Renoué
Renouée
Installation
Centre National d’Exposition, Jonquière, 2008
Les fleurs percent le béton. Où que nous nous trouvions, pour peu que nous nous détournions des écrans et autres miroirs, la nature vivante est toujours à portée de main. Après un exode vers les valeurs urbaines, après le questionnement qui marquait Se dénaturer/se re-naturer ; Renouée est l’expression du retour assumé de l’artiste, non sans ambiguïté, à ses véritables racines.
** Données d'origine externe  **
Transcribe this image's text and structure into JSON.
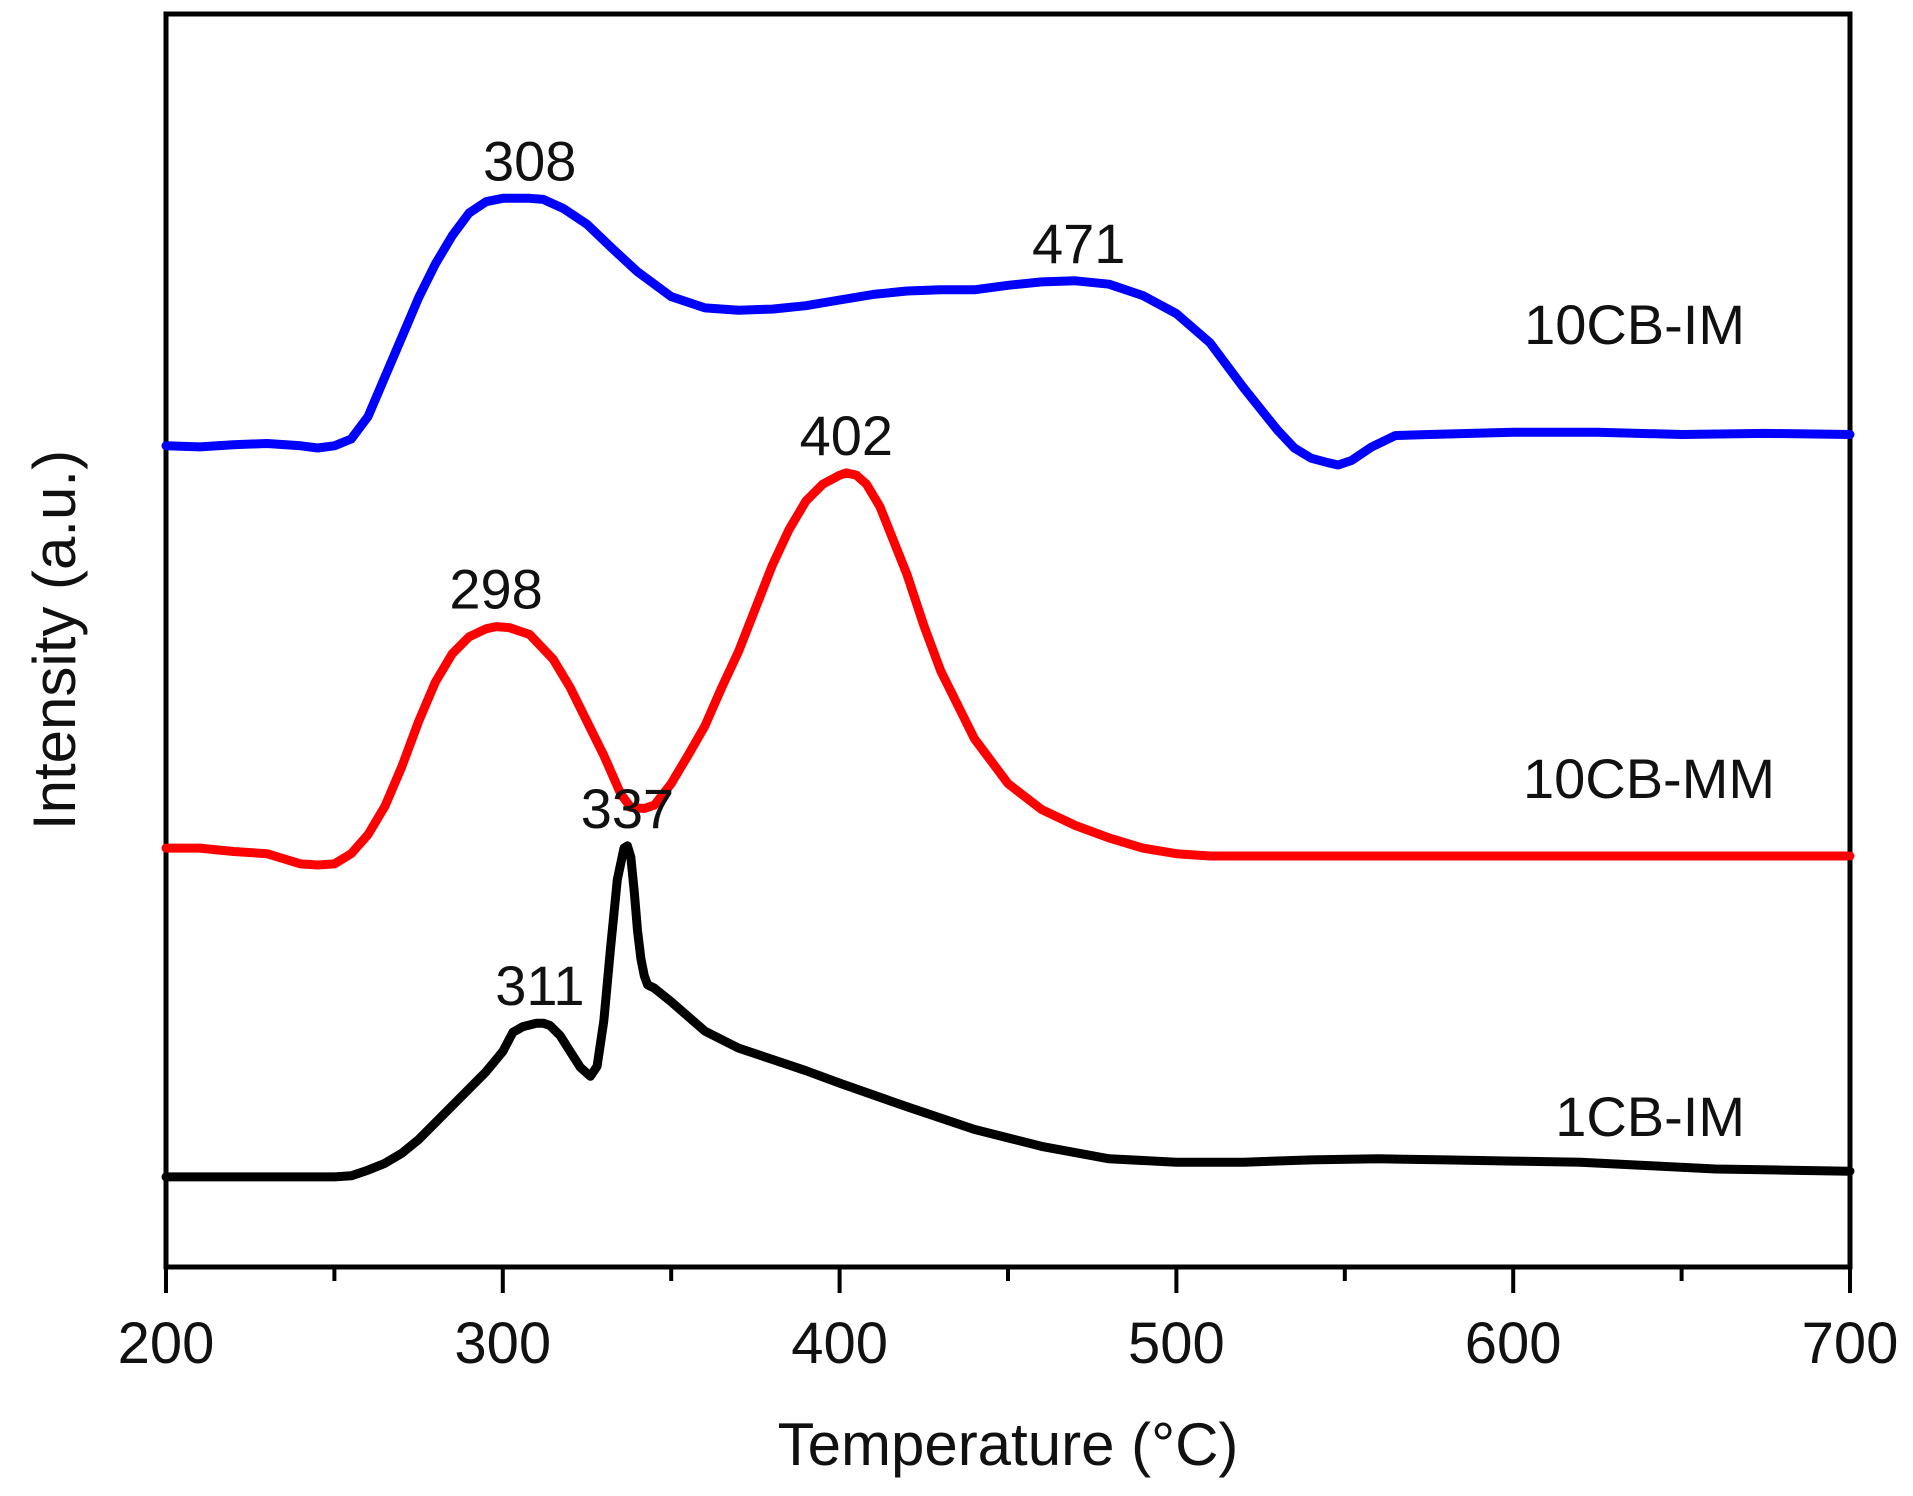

L’installation qui porte la réflexion est constituée de matières issues des trois règnes : minéral, végétal et animal. Des fragments d’éléments naturels, dans un enchevêtrement non linéaire, à la fois lié et délimité, font appel à tous les sens et créent un étonnant langage de juxtapositions polysémiques. L’insertion subtile de photographies grand format, représentant les mêmes matières que celles où elles sont intégrées, peut être vue comme une invitation paradoxale à délaisser l’image pour la réalité. Quatre grandes sculptures, deux au sol et deux suspendues, accompagnés de leurs ludiques essences totémiques, soutiennent le parcours proposé, avec une double sémantique de régénération et d’unicité par la diversité. Le grand Pan -le grand Tout- à l’entrée du parcours, veille sur le foisonnement du monde du haut de sa généreuse ambiguïté. Moment en équilibre sur son axe, Libration fragilise et régule la durée du monde. Entre amibe et animal, Ouverture, discrètement fondue dans la géologie rampante, y trame une indéfinissable sexualité. Écotone dénoue la linéarité parallèle des systèmes clos et renoue l’interpénétration du vivant.
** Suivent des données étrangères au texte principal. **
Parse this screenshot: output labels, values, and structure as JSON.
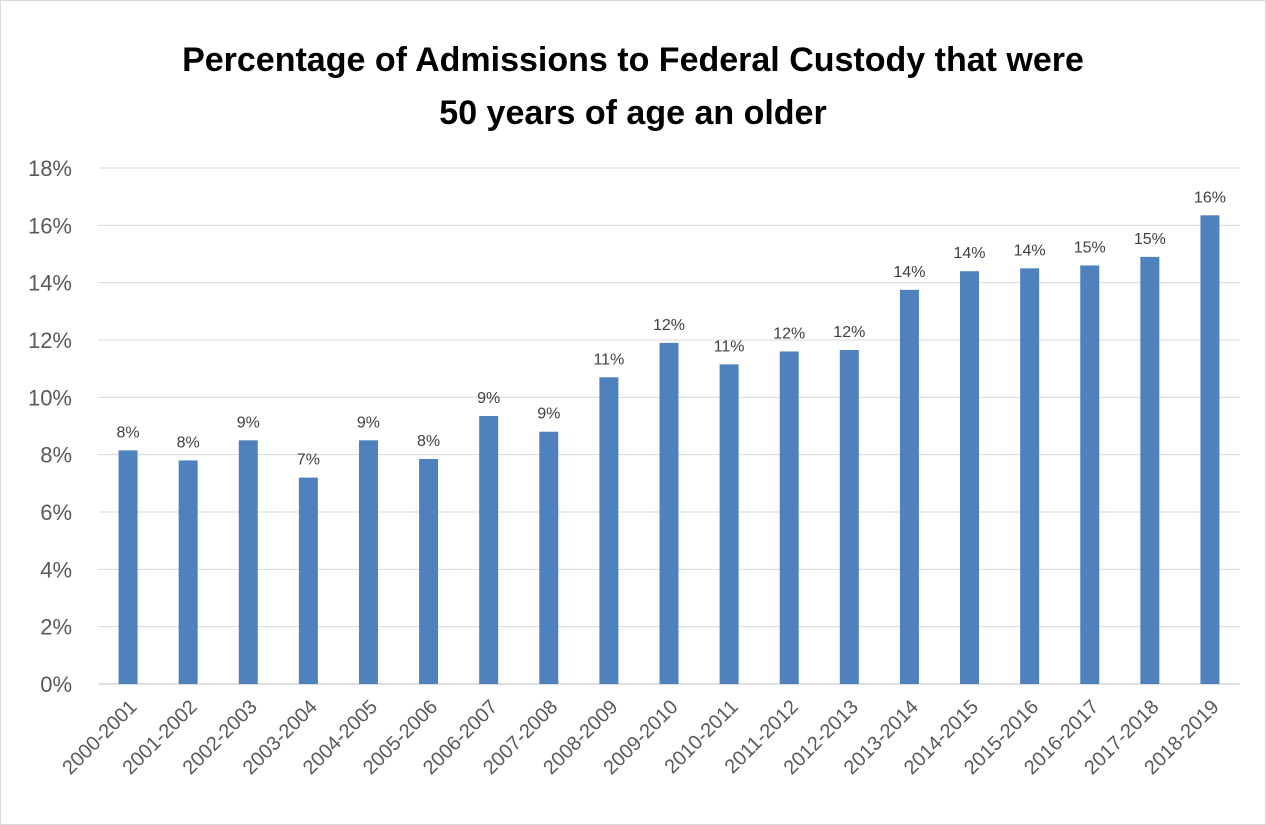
{
  "chart_data": {
    "type": "bar",
    "title_line1": "Percentage of Admissions to Federal Custody that were",
    "title_line2": "50 years of age an older",
    "xlabel": "",
    "ylabel": "",
    "ylim": [
      0,
      18
    ],
    "yticks": [
      "0%",
      "2%",
      "4%",
      "6%",
      "8%",
      "10%",
      "12%",
      "14%",
      "16%",
      "18%"
    ],
    "grid": true,
    "bar_color": "#4f81bd",
    "categories": [
      "2000-2001",
      "2001-2002",
      "2002-2003",
      "2003-2004",
      "2004-2005",
      "2005-2006",
      "2006-2007",
      "2007-2008",
      "2008-2009",
      "2009-2010",
      "2010-2011",
      "2011-2012",
      "2012-2013",
      "2013-2014",
      "2014-2015",
      "2015-2016",
      "2016-2017",
      "2017-2018",
      "2018-2019"
    ],
    "values": [
      8.15,
      7.8,
      8.5,
      7.2,
      8.5,
      7.85,
      9.35,
      8.8,
      10.7,
      11.9,
      11.15,
      11.6,
      11.65,
      13.75,
      14.4,
      14.5,
      14.6,
      14.9,
      16.35
    ],
    "data_labels": [
      "8%",
      "8%",
      "9%",
      "7%",
      "9%",
      "8%",
      "9%",
      "9%",
      "11%",
      "12%",
      "11%",
      "12%",
      "12%",
      "14%",
      "14%",
      "14%",
      "15%",
      "15%",
      "16%"
    ]
  }
}
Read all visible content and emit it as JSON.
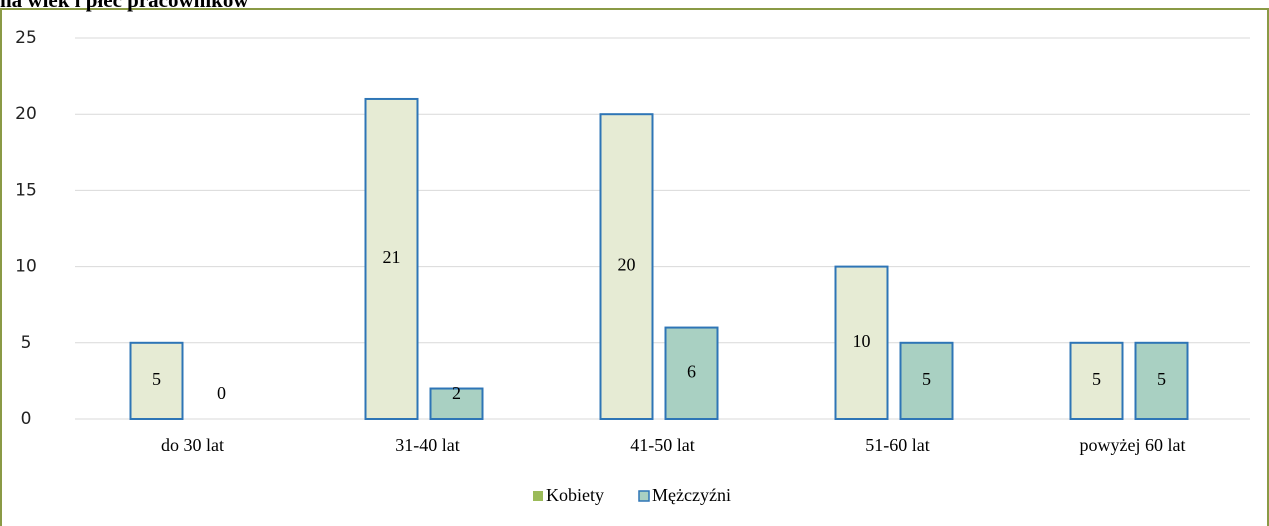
{
  "chart_data": {
    "type": "bar",
    "title": "na wiek i płeć pracowników",
    "categories": [
      "do 30 lat",
      "31-40 lat",
      "41-50 lat",
      "51-60 lat",
      "powyżej 60 lat"
    ],
    "series": [
      {
        "name": "Kobiety",
        "color": "#e6ebd4",
        "legend_color": "#9bbb59",
        "values": [
          5,
          21,
          20,
          10,
          5
        ]
      },
      {
        "name": "Mężczyźni",
        "color": "#a9d0c2",
        "legend_color": "#a9d0c2",
        "values": [
          0,
          2,
          6,
          5,
          5
        ]
      }
    ],
    "edge_color": "#2e75b6",
    "ylim": [
      0,
      25
    ],
    "yticks": [
      0,
      5,
      10,
      15,
      20,
      25
    ],
    "grid": true,
    "legend": "bottom"
  }
}
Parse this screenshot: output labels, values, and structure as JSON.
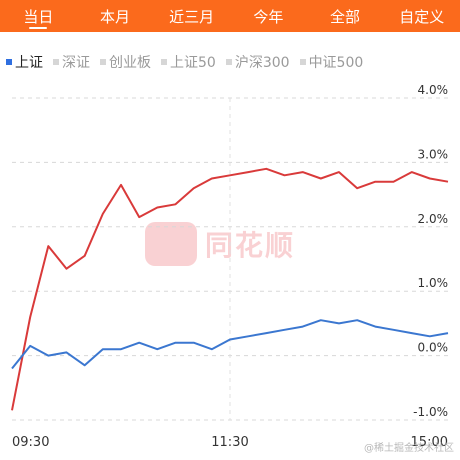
{
  "tabs": [
    {
      "label": "当日",
      "active": true
    },
    {
      "label": "本月",
      "active": false
    },
    {
      "label": "近三月",
      "active": false
    },
    {
      "label": "今年",
      "active": false
    },
    {
      "label": "全部",
      "active": false
    },
    {
      "label": "自定义",
      "active": false
    }
  ],
  "legend": [
    {
      "label": "上证",
      "active": true
    },
    {
      "label": "深证",
      "active": false
    },
    {
      "label": "创业板",
      "active": false
    },
    {
      "label": "上证50",
      "active": false
    },
    {
      "label": "沪深300",
      "active": false
    },
    {
      "label": "中证500",
      "active": false
    }
  ],
  "colors": {
    "accent": "#fb6a1c",
    "red_series": "#d93a3a",
    "blue_series": "#3b77d0"
  },
  "watermark": {
    "text": "同花顺"
  },
  "credit": "@稀土掘金技术社区",
  "chart_data": {
    "type": "line",
    "x_ticks": [
      "09:30",
      "11:30",
      "15:00"
    ],
    "y_ticks": [
      "4.0%",
      "3.0%",
      "2.0%",
      "1.0%",
      "0.0%",
      "-1.0%"
    ],
    "ylim": [
      -1.0,
      4.0
    ],
    "grid": true,
    "x": [
      "09:30",
      "09:40",
      "09:50",
      "10:00",
      "10:10",
      "10:20",
      "10:30",
      "10:40",
      "10:50",
      "11:00",
      "11:10",
      "11:20",
      "11:30",
      "13:10",
      "13:20",
      "13:30",
      "13:40",
      "13:50",
      "14:00",
      "14:10",
      "14:20",
      "14:30",
      "14:40",
      "14:50",
      "15:00"
    ],
    "series": [
      {
        "color": "#d93a3a",
        "values": [
          -0.85,
          0.6,
          1.7,
          1.35,
          1.55,
          2.2,
          2.65,
          2.15,
          2.3,
          2.35,
          2.6,
          2.75,
          2.8,
          2.85,
          2.9,
          2.8,
          2.85,
          2.75,
          2.85,
          2.6,
          2.7,
          2.7,
          2.85,
          2.75,
          2.7
        ]
      },
      {
        "color": "#3b77d0",
        "values": [
          -0.2,
          0.15,
          0.0,
          0.05,
          -0.15,
          0.1,
          0.1,
          0.2,
          0.1,
          0.2,
          0.2,
          0.1,
          0.25,
          0.3,
          0.35,
          0.4,
          0.45,
          0.55,
          0.5,
          0.55,
          0.45,
          0.4,
          0.35,
          0.3,
          0.35
        ]
      }
    ]
  }
}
Au cœur de l’installation, mais sémantiquement à l’abandon, vide, Écaillure : la chrysalide de passage de l’artiste.
Parsemé d’aires de repos, de bruits de feuilles froissées, le sentier de cet étonnant microcosme invite à la contemplation, à la découverte et à la méditation. Habillée de pieds de vent en coton à fromage, l’oeuvre habite le lieu comme une terre natale. Tandis que dans un cocon de brume, sur un écran paradoxal, une vidéo performance filmée en extérieur par Suzanne Joly, relate symboliquement, avec la confection d’Écaillure, le passage de l’artiste à travers l’écotone psychique de ses propres contradictions.